Я гляжу в чёрный потолок, и в моем воспаленном мозгу сидит лишь одна мысль:

«Сколько здесь обезболивающего? Что я буду делать, когда оно закончится?».

В глазах стоят горы таблеток, различной формы, цвета и фасовки. Таблетки сыплются с потолка, шумным градом, засыпая мою кровать и маленькую комнатушку. С вожделением испытывающего ломку наркомана, или стоящего у витрины с напитками алкоголика, я представляю, как глотаю эти таблетки горстями. Я понимаю, что готов убить за дозу обезболивающего.

Эммануил вернулся. Зажмурившись от пролившегося в комнату света, я слышу только его шаги. Ботинки стучат о пол медленно, словно удары там-тама. Что-то мягко шлёпается на прикроватный столик. Открыв глаза, я вижу скрученный в рулон блистер и пачку с ампулами.

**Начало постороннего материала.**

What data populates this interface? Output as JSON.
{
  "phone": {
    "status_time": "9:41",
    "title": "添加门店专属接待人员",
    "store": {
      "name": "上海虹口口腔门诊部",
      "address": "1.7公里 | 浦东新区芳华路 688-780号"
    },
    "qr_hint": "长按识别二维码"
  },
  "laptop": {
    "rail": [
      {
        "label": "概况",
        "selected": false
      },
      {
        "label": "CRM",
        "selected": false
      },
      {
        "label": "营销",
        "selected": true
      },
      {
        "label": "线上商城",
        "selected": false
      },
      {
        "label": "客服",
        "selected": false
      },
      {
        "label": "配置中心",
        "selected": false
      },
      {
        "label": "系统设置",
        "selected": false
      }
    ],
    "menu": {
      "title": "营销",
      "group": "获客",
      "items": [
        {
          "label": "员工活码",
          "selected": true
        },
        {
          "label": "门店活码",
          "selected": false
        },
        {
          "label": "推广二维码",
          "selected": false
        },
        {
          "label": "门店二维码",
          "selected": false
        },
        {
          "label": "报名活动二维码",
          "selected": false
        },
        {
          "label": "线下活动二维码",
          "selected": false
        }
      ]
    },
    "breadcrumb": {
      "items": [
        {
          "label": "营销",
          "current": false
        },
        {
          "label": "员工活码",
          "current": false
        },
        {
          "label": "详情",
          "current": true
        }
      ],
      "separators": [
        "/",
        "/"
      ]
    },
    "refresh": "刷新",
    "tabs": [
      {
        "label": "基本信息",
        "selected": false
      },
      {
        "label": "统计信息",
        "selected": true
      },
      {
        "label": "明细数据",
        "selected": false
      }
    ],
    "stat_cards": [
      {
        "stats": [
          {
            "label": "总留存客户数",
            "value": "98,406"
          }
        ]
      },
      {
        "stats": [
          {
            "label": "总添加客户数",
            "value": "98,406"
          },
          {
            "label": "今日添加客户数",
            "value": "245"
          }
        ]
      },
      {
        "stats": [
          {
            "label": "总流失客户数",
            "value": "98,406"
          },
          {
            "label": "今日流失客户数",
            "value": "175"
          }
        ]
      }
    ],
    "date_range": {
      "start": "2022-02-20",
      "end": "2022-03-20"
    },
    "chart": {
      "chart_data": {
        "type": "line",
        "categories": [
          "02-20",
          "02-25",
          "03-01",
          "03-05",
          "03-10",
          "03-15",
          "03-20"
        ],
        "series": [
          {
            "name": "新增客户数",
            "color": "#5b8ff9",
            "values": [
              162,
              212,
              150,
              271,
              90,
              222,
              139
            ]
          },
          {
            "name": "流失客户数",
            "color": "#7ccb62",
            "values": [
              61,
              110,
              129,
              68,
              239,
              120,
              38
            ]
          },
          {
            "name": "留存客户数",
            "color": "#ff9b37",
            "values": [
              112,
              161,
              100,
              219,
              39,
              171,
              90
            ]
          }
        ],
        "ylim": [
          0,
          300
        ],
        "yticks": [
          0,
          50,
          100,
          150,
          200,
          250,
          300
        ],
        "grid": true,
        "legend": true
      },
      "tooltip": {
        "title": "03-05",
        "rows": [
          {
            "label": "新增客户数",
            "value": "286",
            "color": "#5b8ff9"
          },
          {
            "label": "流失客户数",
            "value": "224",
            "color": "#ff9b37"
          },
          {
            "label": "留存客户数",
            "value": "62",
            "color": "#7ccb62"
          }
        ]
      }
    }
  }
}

– Это всё?! – Я чувствую, что начинаю задыхаться.

– Ампул всего пять, я колол тебя и раньше, когда ты ничего не помнил.

– Надо срочно отсюда выбираться! – Я оттягиваю в сторону сдавливающий шею ворот футболки.

– В ближайшее время, это невозможно…

– Надо выбираться, пока не закончились колёса! Ты меня слышишь? Это не вопрос и не просьба о совете, это утверждение. Мне нужно срочно возвращаться в цивилизацию, где есть нормальные доктора и неограниченное количество таблеток.

– Послушай меня…

– Я больше ничего не хочу слушать! – ору я, сидя на кровати. – Я ухожу, с тобой, или без тебя!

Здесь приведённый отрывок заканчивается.